Michelle Gales, Claudie Jouandon
Dans l’histoire du documentaire, un courant important s’est préoccupé des questions sociales. Pendant la Crise économique des années 1930, inspirés notamment par les films soviétiques, Yves Allegret, Joris Ivens, Henri Storck, John Grierson, les cinéastes de la Workers Film and Photo League aux États-Unis, entre autres, ont réalisé des films à la fois politiques et poétiques, rendant hommage aux gens ordinaires et dénonçant les injustices sociales et économiques. Cette tradition ne s’est jamais éteinte, et pendant la période des « trente glorieuses » — rappelée avec tant de nostalgie de nos jours — les documentaires engagés dévoilaient les coulisses de la prospérité des pays développés, obtenue en partie grâce aux guerres coloniales et spoliations des pays du tiers monde. En même temps, les films ethnographiques révélaient des peuples et des cultures menacés par la « globalisation », avant qu’elle ne soit ainsi nommée. Les documentaristes poursuivent toujours ce travail, en dénonçant les injustices et la destruction des systèmes sociaux et de l’environnement, et en faisant connaître les luttes et les résistances. Cependant les documentaires ayant pour sujet l’économie sont beaucoup moins nombreux.

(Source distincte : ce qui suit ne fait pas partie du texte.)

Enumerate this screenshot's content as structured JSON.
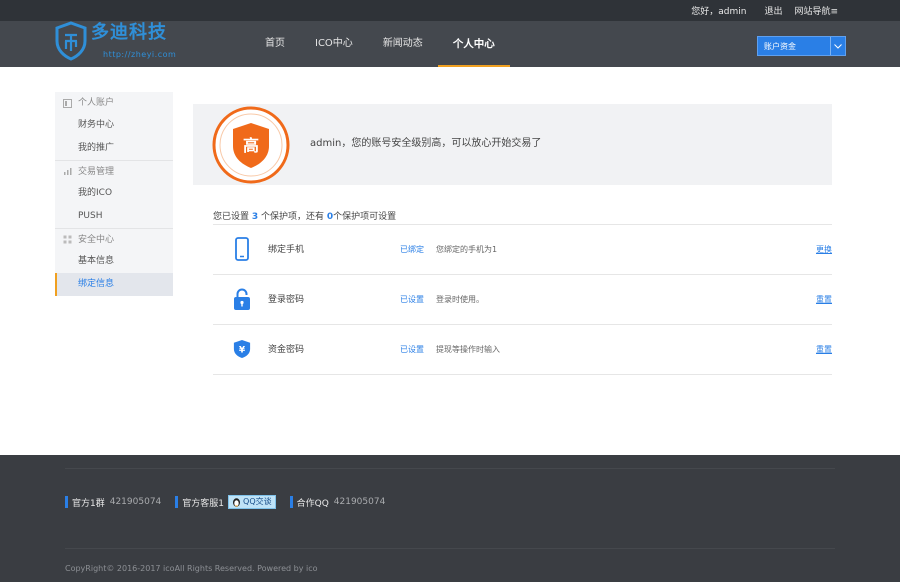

Bien avant cette crise de 2007-2008, moment où la fameuse « main invisible » a conduit le système bancaire au bord du précipice, il y avait déjà eu plusieurs autres crises dans les années 1980 et 1990 : en Russie, au Japon et en Argentine, ainsi que plusieurs autres « crises – reprises » à répétition en Europe et aux États Unis. En guise d’explication de cette dernière crise dévastatrice, les économistes néo-libéraux, qui ont réclamé et obtenu la déréglementation responsable du krach, osaient prétendre que ce marché, dorénavant géré par des algorithmes informatiques, était devenu « trop complexe » pour être maîtrisé par le cerveau humain, et encore moins par des profanes.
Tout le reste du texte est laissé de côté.